HDFSOperation

The HDFSOperation activity is used to do basic operations on files in HDFS, including copying local files to HDFS, copying files from HDFS to local system, and renaming or deleting files in HDFS.

Note:
  • Folders cannot be copied between HDFS and local system.
  • File names containing space characters in HDFS cannot be operated by all activities.

Genaral

The Genaral tab has the following fields.

Field Module Property? Description
Name No The name of the activity in the process definition.
HDFS Connection Yes Click to select an HDFS Connection shared resource.

If no matching HDFS Connection shared resources are found, click Create Shared Resource to create one.

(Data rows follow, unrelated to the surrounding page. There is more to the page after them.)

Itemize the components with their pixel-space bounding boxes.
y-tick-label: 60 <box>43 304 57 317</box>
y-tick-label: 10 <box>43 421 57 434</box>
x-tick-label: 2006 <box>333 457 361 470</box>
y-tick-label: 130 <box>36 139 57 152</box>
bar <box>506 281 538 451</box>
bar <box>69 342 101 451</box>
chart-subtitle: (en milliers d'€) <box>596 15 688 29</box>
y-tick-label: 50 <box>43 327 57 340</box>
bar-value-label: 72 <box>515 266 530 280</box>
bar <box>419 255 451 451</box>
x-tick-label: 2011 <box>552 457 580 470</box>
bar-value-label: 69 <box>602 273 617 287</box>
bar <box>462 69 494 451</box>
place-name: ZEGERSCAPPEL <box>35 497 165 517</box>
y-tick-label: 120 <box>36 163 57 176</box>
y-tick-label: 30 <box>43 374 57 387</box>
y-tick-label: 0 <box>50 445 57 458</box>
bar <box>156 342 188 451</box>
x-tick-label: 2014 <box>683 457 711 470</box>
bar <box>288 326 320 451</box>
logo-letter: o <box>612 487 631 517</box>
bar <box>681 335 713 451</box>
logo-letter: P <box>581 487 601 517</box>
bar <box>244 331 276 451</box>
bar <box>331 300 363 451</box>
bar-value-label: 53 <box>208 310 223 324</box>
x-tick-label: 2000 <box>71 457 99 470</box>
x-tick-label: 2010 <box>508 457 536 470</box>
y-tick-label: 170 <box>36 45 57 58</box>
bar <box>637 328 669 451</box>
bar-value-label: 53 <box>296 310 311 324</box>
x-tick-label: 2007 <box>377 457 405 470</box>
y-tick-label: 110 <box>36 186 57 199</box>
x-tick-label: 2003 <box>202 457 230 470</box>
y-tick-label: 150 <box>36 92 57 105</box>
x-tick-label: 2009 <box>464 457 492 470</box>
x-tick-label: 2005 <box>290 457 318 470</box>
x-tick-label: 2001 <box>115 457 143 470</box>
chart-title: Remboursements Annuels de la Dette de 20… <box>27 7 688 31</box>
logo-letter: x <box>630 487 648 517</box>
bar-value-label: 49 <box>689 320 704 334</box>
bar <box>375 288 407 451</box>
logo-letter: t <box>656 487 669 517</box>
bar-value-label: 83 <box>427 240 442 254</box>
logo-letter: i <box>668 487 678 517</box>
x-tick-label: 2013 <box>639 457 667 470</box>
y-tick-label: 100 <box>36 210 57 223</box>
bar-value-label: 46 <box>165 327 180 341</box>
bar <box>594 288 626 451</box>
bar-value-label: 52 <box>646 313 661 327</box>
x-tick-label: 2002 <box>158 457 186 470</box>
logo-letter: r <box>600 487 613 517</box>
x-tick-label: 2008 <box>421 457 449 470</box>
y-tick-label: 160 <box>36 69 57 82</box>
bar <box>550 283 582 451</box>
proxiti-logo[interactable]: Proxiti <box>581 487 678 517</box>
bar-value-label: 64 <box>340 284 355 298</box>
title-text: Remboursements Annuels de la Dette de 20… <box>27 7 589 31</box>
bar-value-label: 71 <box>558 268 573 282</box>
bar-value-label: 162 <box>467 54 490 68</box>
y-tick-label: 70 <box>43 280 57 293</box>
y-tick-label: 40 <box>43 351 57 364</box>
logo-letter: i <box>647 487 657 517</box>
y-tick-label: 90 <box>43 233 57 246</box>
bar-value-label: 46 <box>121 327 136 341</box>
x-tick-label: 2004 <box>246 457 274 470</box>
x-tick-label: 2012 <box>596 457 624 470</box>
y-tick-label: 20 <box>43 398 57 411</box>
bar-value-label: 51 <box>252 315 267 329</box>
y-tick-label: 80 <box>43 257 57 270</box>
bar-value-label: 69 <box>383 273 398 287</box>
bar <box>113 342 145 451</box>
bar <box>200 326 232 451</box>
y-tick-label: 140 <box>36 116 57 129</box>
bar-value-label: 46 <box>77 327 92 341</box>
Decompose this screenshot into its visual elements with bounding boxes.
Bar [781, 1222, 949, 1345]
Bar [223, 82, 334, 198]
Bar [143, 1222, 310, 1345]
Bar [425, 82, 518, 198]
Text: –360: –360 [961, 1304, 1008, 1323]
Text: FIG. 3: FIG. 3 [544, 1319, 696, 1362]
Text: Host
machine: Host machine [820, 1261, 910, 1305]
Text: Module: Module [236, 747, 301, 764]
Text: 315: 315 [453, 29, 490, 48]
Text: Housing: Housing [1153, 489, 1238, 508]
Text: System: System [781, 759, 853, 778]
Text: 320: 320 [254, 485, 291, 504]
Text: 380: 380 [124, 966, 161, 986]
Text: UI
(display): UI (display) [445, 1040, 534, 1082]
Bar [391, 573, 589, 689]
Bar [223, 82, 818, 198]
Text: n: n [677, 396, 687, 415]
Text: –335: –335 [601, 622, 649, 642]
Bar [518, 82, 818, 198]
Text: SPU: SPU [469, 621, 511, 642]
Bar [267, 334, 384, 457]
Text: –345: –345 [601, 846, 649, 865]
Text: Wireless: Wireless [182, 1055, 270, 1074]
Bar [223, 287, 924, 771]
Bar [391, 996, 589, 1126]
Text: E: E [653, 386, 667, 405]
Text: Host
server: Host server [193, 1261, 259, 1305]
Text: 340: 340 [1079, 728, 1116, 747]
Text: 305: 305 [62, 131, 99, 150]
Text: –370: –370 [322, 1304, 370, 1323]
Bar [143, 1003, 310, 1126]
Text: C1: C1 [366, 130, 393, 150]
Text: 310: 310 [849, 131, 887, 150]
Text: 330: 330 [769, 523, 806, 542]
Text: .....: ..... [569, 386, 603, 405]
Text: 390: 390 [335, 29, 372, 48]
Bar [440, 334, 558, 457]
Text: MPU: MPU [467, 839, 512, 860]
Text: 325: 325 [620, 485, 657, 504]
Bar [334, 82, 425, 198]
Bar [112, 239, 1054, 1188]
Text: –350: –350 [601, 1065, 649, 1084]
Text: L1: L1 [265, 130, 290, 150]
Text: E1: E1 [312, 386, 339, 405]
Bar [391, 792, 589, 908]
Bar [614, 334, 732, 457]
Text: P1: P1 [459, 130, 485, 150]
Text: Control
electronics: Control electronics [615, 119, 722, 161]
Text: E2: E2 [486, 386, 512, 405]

HDFSOperation No Specifies the HDFS operation.
  • PUT_LOCAL_TO_HDFS: Copy local files to HDFS.
  • GET_HDFS_TO_LOCAL: Copy files from HDFS to the local file system.
  • RENAME_HDFS: Rename files in HDFS.
  • DELETE_FROM_HDFS: Delete files from HDFS.

Description

Provide a short description for the activity.

Input

The input of this activity varies depending on the HDFS operation you chose in the General tab.The following table specifies the possible input of the activity.

Input Item Data Type Description
sourceFilePath string Specifies the path of the source file.
destinationFile

Path

string Specifies the path of the destination file.
overwrite boolean Specifies whether to overwrite the existing file if a file that has the same name already exists in the specified destination path, 1 (true) or 0 (false).
blockSize long Specifies the block size of the file. The value in this field must be greater than 0.
replication short Specifies the number of replications of the file. The value in this field must be greater than 0.
permission integer Specifies the permission of the file. The value in this field must be in the range 0 to 777.
offset long Specifies the starting byte position. The value in this field must be 0 or greater.
length long Specifies the number of bytes to be processed.
bufferSize integer Specifies the size of the buffer used in transferring data. The value in this field must be 0 or greater.
recursive boolean Specifies whether to operate on the content in the subdirectories, 1 (true) or 0 (false).

Output

The output of the activity is as follows.

Output Item Data Type Description
HDFS
status integer Returns standard HTTP status code to indicate whether the execution has succeeded or not.
msg string Returns the execution message.

Fault

The Fault tab lists the exceptions that can be thrown by this activity.

HDFSException Description
msg The error message description returned by the plug-in.
msgCode The error code returned by the plug-in.
exception Occurs when the plug-in has internal errors.
message The error message returned by the server.
javaClassName The name of the Java Class where an error occurred.